C’est d’ailleurs un peu au-delà de l’objectif que nous nous étions fixé à 60 % des entreprises. Je suis heureux de ce résultat, de l’importance de cette consultation, car pour moi toute consultation est riche d’enseignements. Je suis donc davantage confiant dans notre capacité de tirer toutes les leçons nécessaires pour finaliser correctement le projet Solvabilité II.
Afin d’avoir une vision plus complète, la Commission a publié la semaine dernière (le 24 novembre) un document de consultation sur l’ensemble des impacts potentiels des différents choix techniques que nous devons faire dans les mesures d’exécution de solvabilité, ce que l’on appelle le niveau II. Je vous invite, une fois encore, à jouer votre rôle. La plupart d’entre vous, s’agissant des entreprises d’assurances, l’on déjà fait. Prenez votre part dans cette consultation en nous alimentant de critiques, de propositions, de remarques, de contributions qui soient le plus solidement étayées.

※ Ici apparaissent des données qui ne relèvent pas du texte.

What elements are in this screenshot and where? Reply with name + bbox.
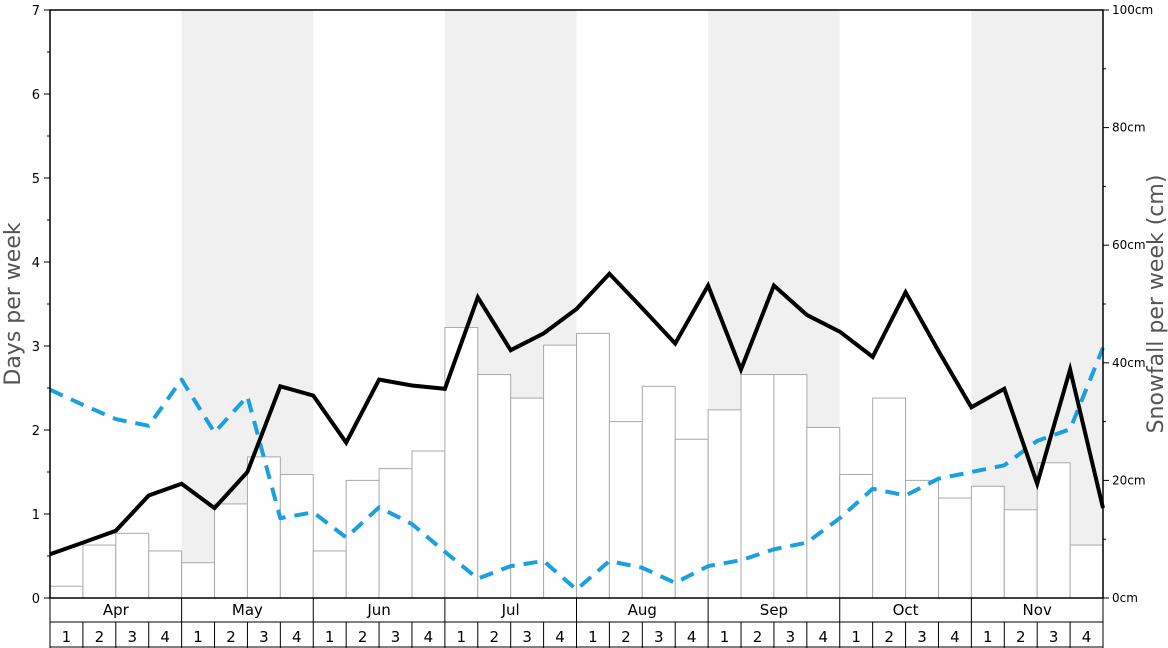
week-label: 4 (819, 628, 829, 646)
month-label-oct: Oct (893, 601, 919, 619)
week-label: 2 (884, 628, 894, 646)
week-label: 2 (95, 628, 105, 646)
snowfall-bar (806, 426, 841, 599)
left-tick-label: 2 (32, 424, 40, 439)
snowfall-bar (1003, 509, 1038, 599)
snowfall-bar (378, 468, 413, 599)
snowfall-bar (312, 550, 347, 599)
snowfall-bar (279, 474, 314, 599)
right-tick-label: 80cm (1112, 121, 1146, 135)
snowfall-bar (82, 544, 117, 599)
month-label-jun: Jun (366, 601, 390, 619)
snowfall-bar (872, 397, 907, 599)
snowfall-bar (115, 532, 150, 599)
right-tick-label: 40cm (1112, 356, 1146, 370)
month-label-nov: Nov (1023, 601, 1052, 619)
left-tick-label: 3 (32, 340, 40, 355)
snowfall-bars (49, 327, 1104, 599)
month-label-aug: Aug (628, 601, 657, 619)
right-tick-label: 20cm (1112, 473, 1146, 487)
snowfall-bar (543, 344, 577, 599)
left-axis: 0 1 2 3 4 5 6 7 (32, 4, 50, 607)
week-label: 2 (1016, 628, 1026, 646)
left-axis-title: Days per week (1, 222, 26, 385)
snowfall-bar (608, 421, 643, 599)
week-label: 4 (292, 628, 302, 646)
snowfall-bar (773, 374, 808, 599)
right-tick-label: 0cm (1112, 591, 1138, 605)
snowfall-bar (1069, 544, 1104, 599)
snowfall-bar (937, 497, 972, 599)
month-label-may: May (232, 601, 263, 619)
week-label: 1 (325, 628, 335, 646)
week-label: 3 (391, 628, 401, 646)
week-label: 3 (786, 628, 796, 646)
week-label: 2 (621, 628, 631, 646)
snowfall-bar (49, 585, 84, 599)
week-label: 3 (127, 628, 137, 646)
x-axis: Apr May Jun Jul Aug Sep Oct Nov 1 2 3 4 1 2 3 4 1 2 3 4 1 2 3 4… (49, 598, 1104, 648)
snowfall-bar (576, 332, 610, 599)
left-tick-label: 4 (32, 256, 40, 271)
week-label: 1 (457, 628, 467, 646)
week-label: 4 (555, 628, 565, 646)
week-label: 3 (522, 628, 532, 646)
left-tick-label: 5 (32, 172, 40, 187)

J’ai insisté sur ce que je pensais à la fois de notre ambition, de l’obligation que nous avons de mettre en œuvre Solvabilité II dans son économie générale, le plus intelligemment et le plus pragmatiquement possible. Je vous ai également fait part de ma détermination à avancer, mais à avancer en écoutant, en étant ouvert aux critiques, aux suggestions et aux idées.
La qualité du projet final Solvabilité II dépendra de l’ensemble des contributions aux différentes consultations que j’ai évoquées et de leur qualité, qu’il s’agisse du QIS5 bien sûr, la consultation sur les impacts des mesures d’exécution et, plus globalement, du débat ouvert avec les Parlements nationaux, et bien sûr avec le Parlement européen, avec les acteurs économiques et sociaux, avec les régions sur la relance du marché unique et son approfondissement.
Pour conclure, je ferai tout pour faire en sorte que nous réussissions Solvabilité II, et que ce projet aboutisse de manière positive pour tout le monde, et, dans l’intérêt général européen, le plus rapidement possible. Afin qu’il représente un vrai progrès pour votre secteur, pour les citoyens européens et pour l’économie de notre continent !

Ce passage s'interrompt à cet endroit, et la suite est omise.